Castle in Bampton, Oxfordshire, England

Bampton Castle was in the village of Bampton, Oxfordshire.

Differing accounts of its origin exist. One states that in about 1142 AD during the reign of Stephen, Matilda built a motte castle. According to other sources the castle was built in 1314-15, during the reign of Edward II, by Aymer de Valence, Earl of Pembroke, who obtained a licence from the king to "make a castle of his house at Bampton."

The castle is mentioned in Skelton's, Antiquities of Oxfordshire, where he states that the castle was four-sided, with a tower at each corner and a fortified gatehouse on the eastern and western sides and corbelled out turrets for additional fortification.
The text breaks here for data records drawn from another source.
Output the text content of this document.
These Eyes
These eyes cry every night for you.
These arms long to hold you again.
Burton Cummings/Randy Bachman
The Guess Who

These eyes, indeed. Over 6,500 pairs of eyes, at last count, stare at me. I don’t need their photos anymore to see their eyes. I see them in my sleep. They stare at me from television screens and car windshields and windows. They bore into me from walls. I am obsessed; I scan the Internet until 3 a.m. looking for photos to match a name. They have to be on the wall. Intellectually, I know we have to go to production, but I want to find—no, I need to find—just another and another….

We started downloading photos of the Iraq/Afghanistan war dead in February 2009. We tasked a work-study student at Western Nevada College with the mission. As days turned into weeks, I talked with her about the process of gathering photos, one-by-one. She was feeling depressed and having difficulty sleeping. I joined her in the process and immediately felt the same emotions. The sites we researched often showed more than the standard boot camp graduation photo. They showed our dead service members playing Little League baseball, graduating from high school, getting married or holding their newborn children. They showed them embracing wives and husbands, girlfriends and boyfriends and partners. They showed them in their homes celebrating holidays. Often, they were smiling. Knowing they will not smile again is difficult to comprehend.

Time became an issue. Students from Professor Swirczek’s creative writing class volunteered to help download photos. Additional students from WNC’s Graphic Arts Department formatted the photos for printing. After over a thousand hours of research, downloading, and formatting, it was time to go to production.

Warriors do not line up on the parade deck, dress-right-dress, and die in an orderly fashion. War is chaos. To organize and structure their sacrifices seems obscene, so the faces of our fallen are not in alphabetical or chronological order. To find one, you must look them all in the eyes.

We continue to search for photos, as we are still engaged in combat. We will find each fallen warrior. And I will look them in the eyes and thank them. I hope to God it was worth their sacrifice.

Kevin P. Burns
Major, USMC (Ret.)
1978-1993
The last known account of the castle intact is from Woods manuscript, preserved at Ashmolean Museum, wherein he states that when he visited the castle on the September 7, 1664, nearly the entire western side was intact.

The castle was demolished before 1789 but parts of its structure have been incorporated into a house, Ham Court, which is a Grade II* listed building.

There used to be an RAF communications station nearby which was called RAF Bampton Castle.

The castle (as it was in the 1360s) is the primary setting for the fictional medieval mystery series written by Mel Starr, the first of which is "The Unquiet Bones, the first chronicle of Hugh de Singleton, surgeon."

"Bampton Castle" was the name of the telephone exchange in the village. It was presumably so named in order to reduce confusion with telephone exchanges for other places in Britain called "Bampton" (which did not have castles). The exchange still exists, serving Bampton and neighbouring villages. Its location is not particularly close to the old castle.